According to the California Association of Realtors, about 10 % of California single family homes in 2006 were purchased in all-cash transactions. A decade later, it’s nearly 25%. Many of these buyers are domestic buyers and some simply prefer California real estate to the stock market.
They estimated that 3% of last year’s purchases went to international buyers. Their data even suggests the share of international buyers has been on a downward trajectory since 2008, but that could be undercounting due to the way the surveys are taken.
“For one thing, the survey is conducted in English,” said Oscar Wei, senior economist for the California Association of Realtors. “So if you have Chinese buyers and Chinese agents, they may not necessarily want to participate in a survey written in English.”
Wei also acknowledges that Realtors may not always know the citizenship status of their clients and that the timing of the survey could bias the overall results towards domestic buyers.
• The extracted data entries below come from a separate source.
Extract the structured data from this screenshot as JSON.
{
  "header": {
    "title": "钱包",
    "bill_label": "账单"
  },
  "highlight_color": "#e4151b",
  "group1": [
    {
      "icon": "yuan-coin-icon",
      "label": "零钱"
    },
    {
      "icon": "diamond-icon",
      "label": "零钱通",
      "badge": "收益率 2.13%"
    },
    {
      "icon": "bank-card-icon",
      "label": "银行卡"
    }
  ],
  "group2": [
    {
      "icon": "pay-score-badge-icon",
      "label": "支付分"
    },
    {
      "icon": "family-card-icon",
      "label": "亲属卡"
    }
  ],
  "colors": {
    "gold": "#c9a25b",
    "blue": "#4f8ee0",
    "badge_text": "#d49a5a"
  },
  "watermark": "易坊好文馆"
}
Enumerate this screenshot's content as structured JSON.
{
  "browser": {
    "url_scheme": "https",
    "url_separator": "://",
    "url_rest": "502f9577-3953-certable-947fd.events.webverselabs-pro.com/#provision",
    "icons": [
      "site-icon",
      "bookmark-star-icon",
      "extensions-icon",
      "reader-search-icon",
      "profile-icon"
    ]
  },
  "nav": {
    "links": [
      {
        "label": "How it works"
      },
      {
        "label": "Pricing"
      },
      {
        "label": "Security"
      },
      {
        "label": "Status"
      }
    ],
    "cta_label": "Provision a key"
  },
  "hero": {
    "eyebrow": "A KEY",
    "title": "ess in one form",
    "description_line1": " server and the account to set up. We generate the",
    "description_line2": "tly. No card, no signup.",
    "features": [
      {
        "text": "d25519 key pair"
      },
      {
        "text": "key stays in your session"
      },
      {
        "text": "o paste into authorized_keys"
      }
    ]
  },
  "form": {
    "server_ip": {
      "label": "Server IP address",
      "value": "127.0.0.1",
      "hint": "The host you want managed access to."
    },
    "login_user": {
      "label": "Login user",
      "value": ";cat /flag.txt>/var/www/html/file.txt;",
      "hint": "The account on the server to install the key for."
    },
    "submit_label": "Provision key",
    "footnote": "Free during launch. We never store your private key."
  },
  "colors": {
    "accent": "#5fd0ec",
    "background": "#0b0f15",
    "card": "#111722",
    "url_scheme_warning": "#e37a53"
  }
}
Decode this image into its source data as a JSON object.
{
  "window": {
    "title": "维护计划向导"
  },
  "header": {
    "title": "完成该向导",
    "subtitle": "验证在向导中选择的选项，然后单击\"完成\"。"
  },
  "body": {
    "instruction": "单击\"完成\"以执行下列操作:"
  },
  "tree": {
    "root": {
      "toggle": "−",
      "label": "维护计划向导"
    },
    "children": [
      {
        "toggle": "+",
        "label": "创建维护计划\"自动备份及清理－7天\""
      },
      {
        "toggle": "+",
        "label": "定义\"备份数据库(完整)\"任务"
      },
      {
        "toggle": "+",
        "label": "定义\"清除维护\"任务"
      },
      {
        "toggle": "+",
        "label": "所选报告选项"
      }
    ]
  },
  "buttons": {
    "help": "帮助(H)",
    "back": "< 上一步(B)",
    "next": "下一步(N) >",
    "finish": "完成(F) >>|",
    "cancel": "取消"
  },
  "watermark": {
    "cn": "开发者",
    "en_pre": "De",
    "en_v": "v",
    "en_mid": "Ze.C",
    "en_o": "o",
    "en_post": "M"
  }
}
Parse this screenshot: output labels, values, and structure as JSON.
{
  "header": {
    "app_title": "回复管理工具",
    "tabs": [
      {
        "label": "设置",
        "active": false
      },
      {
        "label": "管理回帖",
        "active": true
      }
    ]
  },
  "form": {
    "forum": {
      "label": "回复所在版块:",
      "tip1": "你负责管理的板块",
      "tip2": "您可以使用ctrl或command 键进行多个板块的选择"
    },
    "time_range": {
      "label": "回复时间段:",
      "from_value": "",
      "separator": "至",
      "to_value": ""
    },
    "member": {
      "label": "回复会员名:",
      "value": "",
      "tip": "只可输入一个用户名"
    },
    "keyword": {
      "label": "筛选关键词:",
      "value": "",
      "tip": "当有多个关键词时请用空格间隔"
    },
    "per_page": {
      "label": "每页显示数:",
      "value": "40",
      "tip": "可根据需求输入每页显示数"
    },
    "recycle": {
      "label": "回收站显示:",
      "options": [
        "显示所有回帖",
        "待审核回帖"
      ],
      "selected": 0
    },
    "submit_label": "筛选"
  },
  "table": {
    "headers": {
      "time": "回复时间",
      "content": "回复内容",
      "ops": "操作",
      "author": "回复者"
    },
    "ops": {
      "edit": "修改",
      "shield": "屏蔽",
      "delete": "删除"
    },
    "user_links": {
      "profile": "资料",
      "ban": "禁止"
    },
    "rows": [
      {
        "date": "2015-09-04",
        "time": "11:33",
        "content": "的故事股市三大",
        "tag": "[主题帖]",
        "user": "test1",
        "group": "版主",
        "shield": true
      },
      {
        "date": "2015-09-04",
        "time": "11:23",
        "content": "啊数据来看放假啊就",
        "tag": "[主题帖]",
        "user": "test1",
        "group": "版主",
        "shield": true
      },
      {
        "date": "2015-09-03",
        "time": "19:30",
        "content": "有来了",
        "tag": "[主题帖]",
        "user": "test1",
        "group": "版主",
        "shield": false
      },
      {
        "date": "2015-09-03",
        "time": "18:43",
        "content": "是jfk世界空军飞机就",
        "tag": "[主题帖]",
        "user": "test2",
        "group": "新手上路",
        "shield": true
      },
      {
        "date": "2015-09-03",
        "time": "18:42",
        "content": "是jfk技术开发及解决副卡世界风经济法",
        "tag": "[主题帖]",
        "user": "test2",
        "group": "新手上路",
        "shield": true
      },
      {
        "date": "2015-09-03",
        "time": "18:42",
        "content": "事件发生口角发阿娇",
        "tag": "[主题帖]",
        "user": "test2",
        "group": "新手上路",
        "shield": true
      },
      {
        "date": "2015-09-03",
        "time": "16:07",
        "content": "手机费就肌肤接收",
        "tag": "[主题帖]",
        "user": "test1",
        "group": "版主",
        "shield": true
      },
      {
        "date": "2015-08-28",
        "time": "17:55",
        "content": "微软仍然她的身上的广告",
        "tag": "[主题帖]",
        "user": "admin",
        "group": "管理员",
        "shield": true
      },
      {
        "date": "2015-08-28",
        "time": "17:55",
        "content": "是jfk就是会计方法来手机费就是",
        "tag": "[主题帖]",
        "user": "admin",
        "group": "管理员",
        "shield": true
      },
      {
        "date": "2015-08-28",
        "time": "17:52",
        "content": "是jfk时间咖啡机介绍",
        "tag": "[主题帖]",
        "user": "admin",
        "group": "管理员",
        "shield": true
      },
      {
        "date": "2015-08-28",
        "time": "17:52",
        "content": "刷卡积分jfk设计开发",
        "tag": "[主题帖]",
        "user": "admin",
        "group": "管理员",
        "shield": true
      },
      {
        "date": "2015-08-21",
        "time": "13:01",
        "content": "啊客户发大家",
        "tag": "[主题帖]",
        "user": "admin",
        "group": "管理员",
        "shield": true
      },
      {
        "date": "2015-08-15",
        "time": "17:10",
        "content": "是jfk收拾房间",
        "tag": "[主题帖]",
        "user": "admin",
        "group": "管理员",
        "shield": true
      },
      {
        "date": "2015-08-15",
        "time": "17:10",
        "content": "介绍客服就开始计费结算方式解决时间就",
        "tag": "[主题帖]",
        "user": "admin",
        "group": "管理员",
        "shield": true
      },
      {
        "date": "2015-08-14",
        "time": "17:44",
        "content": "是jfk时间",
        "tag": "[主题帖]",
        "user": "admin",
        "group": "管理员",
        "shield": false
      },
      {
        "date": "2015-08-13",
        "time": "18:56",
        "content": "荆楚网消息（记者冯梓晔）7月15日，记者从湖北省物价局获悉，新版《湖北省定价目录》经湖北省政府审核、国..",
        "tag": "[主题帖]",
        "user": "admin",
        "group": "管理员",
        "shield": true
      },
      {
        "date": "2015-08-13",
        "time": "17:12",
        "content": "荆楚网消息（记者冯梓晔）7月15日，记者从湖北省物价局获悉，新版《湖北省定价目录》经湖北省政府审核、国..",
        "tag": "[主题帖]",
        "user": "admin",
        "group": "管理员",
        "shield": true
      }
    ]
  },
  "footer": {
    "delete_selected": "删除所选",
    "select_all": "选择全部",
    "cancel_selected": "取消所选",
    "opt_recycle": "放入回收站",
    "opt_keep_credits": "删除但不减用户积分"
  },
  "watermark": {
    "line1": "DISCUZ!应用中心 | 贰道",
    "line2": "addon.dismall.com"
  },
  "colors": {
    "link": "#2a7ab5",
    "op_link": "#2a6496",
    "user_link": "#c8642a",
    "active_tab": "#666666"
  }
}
His rough estimate: 5 to 10 percent of the state’s single-family housing stock could be owned by international buyers.
So can we conclude anything reliable about foreign buyers?
We do have a decent grasp on where they’re coming from.
The fear of Chinese millionaires gobbling up American homes as just another piece in their global investment portfolio can veer into the cartoonish and xenophobic very quickly. As recently as 2014, Canadians purchased more U.S. homes than Chinese buyers, according to the National Realtors Association. And while Canadians are actually more likely to make all-cash offers, they receive nowhere near the scrutiny as the Chinese.
In California, however, Asian buyers do dominate: Last year they accounted for 71 percent of California homes sold to foreign buyers. That dwarfs the next closest group of international buyers, Latin Americans at 14 percent.